Wednesday, February 15, 2006

Friendships

Now, I will be the first to admit that I am kind of a loser. I don't have a lot of friends...at least close ones. And so the ones that I do have, I really cherish. So you are holding on to this friendship and everything seems to be going fine...then one day there is this terrible tension. It comes from no where and there doesn't seem to be a rhyme or reason to it. Of course...my mind starts racing through recent events to see if I somehow caused the riff that has seemed to develop. I try to be nice and fun and same old me...but there doesn't seem to be a change. Things are going back to the way they were. To no avail....days have passed and it seems to be staying the same or getting worse.
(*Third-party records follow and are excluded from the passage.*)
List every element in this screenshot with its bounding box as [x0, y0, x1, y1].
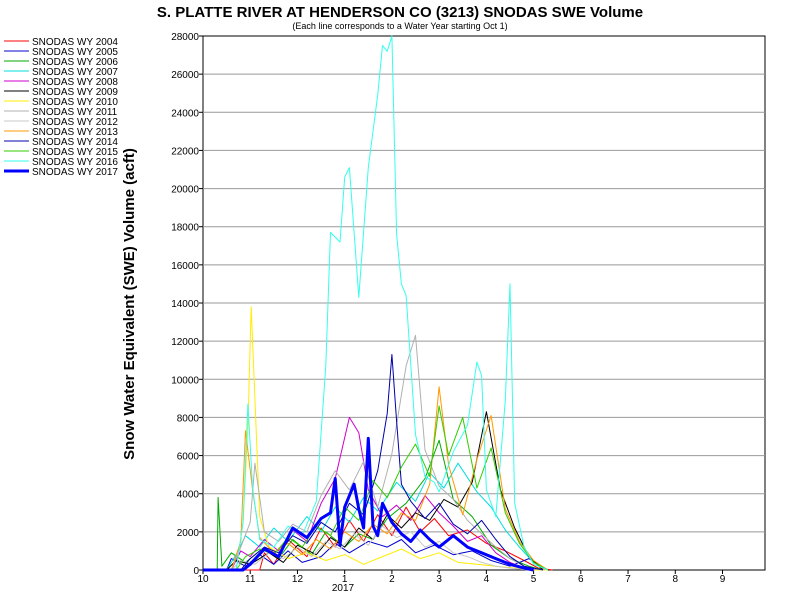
y-tick-label: 4000: [177, 490, 200, 501]
y-tick-label: 6000: [177, 452, 200, 463]
y-tick-label: 16000: [171, 261, 199, 272]
x-axis-ticks: 10 11 12 1 2 3 4 5 6 7 8 9: [197, 570, 726, 585]
legend-entry: SNODAS WY 2016: [32, 157, 118, 168]
x-tick-label: 2: [389, 574, 395, 585]
x-tick-label: 11: [245, 574, 256, 585]
y-axis-ticks: 0 2000 4000 6000 8000 10000 12000 14000 16000 180…: [171, 32, 203, 577]
x-tick-label: 3: [436, 574, 442, 585]
legend-entry: SNODAS WY 2014: [32, 137, 118, 148]
series-line-12: [203, 35, 548, 571]
y-tick-label: 24000: [171, 108, 199, 119]
chart-subtitle: (Each line corresponds to a Water Year s…: [292, 21, 507, 31]
x-tick-label: 9: [720, 574, 726, 585]
legend-entry: SNODAS WY 2008: [32, 77, 118, 88]
y-axis-label: Snow Water Equivalent (SWE) Volume (acft…: [121, 148, 138, 460]
legend-entry: SNODAS WY 2015: [32, 147, 118, 158]
x-tick-label: 7: [625, 574, 631, 585]
y-tick-label: 18000: [171, 223, 199, 234]
x-tick-label: 5: [531, 574, 537, 585]
legend-entry: SNODAS WY 2012: [32, 117, 118, 128]
grid-lines: [203, 73, 765, 533]
x-tick-label: 1: [342, 574, 348, 585]
y-tick-label: 0: [193, 566, 199, 577]
x-tick-label: 12: [292, 574, 304, 585]
y-tick-label: 28000: [171, 32, 199, 43]
x-tick-label: 4: [484, 574, 490, 585]
y-tick-label: 12000: [171, 337, 199, 348]
series-lines: [203, 35, 553, 572]
y-tick-label: 22000: [171, 146, 199, 157]
legend-entry: SNODAS WY 2013: [32, 127, 118, 138]
x-tick-label: 8: [672, 574, 678, 585]
legend-entry: SNODAS WY 2004: [32, 37, 118, 48]
legend-entry: SNODAS WY 2007: [32, 67, 118, 78]
legend-entry: SNODAS WY 2017: [32, 167, 118, 178]
legend-entry: SNODAS WY 2009: [32, 87, 118, 98]
y-tick-label: 2000: [177, 528, 200, 539]
y-tick-label: 8000: [177, 413, 200, 424]
series-line-2: [203, 439, 544, 571]
legend-entry: SNODAS WY 2011: [32, 107, 118, 118]
x-axis-year-label: 2017: [332, 583, 355, 594]
x-tick-label: 10: [197, 574, 209, 585]
series-line-13: [203, 436, 534, 572]
series-line-8: [203, 525, 529, 571]
x-tick-label: 6: [578, 574, 584, 585]
legend-entry: SNODAS WY 2006: [32, 57, 118, 68]
series-line-6: [203, 306, 548, 571]
y-tick-label: 10000: [171, 375, 199, 386]
legend-entry: SNODAS WY 2005: [32, 47, 118, 58]
legend-entry: SNODAS WY 2010: [32, 97, 118, 108]
chart-title: S. PLATTE RIVER AT HENDERSON CO (3213) S…: [157, 4, 643, 21]
y-tick-label: 14000: [171, 299, 199, 310]
y-tick-label: 26000: [171, 70, 199, 81]
y-tick-label: 20000: [171, 185, 199, 196]
series-line-4: [203, 416, 539, 571]
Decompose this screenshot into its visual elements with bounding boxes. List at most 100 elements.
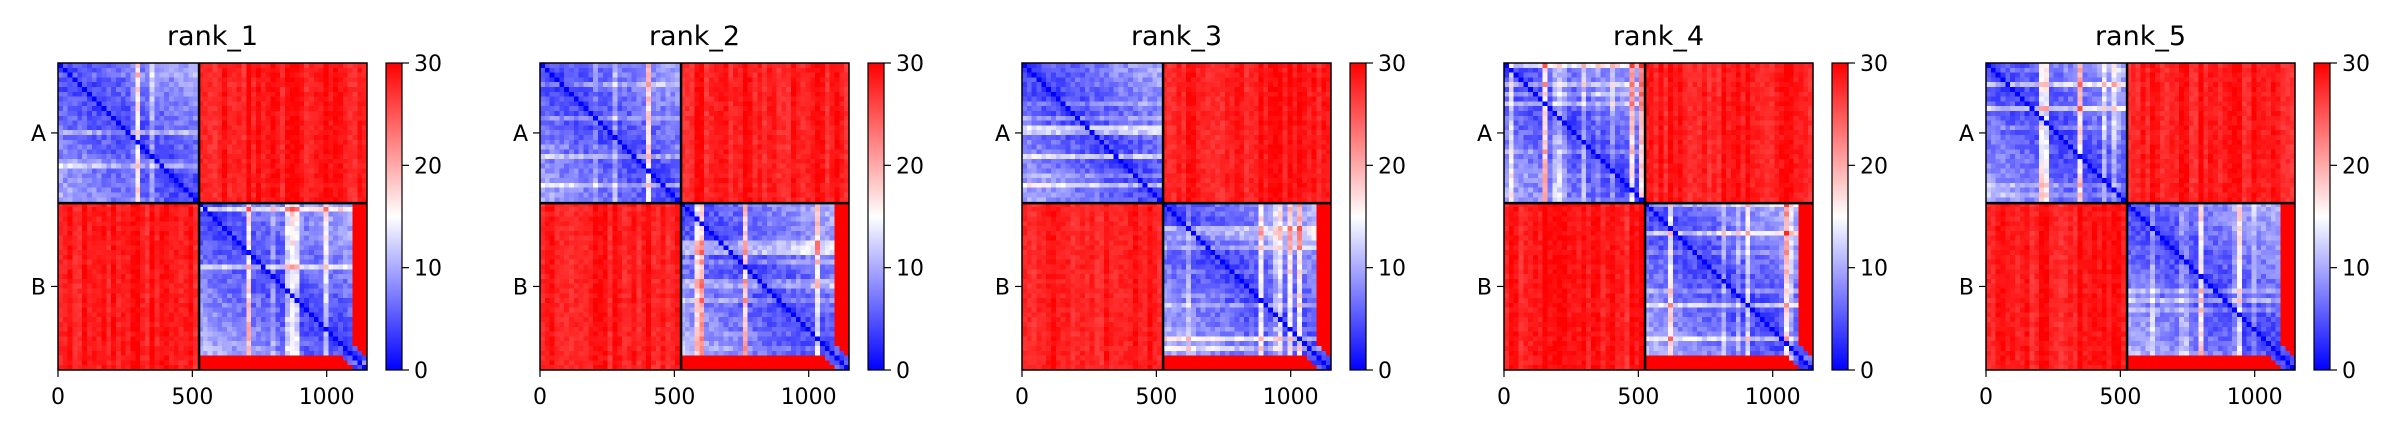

An absolute teeter-totter of emotions.

As much as I love my friends, there has to be a point that I say no more. I cannot be the one to constantly reach out emotionally just to keep being rejected. My heart and mind can only take so much. Even a doormat gets raggedy and worn down after being stepped on so many times.

I have to stand up for myself. And if that makes me seems withdrawn or bitchy or rude, so be it. But I will not continue to be the one reach out in time of need only to be rejected or shot down. Even comments with the best of intentions are hurtful when said snidley or shortly.

So to my friends, I love each of you dearly. But please don't use me or expect me to stay around if you treat me badly. It is not in me anymore to be degraded in such a fashion. I am human and caring and understanding to the nth degree...but even I can only take so much. I will stand up for myself and I will distance myself from the negative energy that you give off. I do not need nor want to be around that type of person.

At the risk of losing me as a friend, continue on the path that you have carved for yourself or realize that that attitude you are carrying at the moment is not attractive or fun or nice. And I refuse to be around it.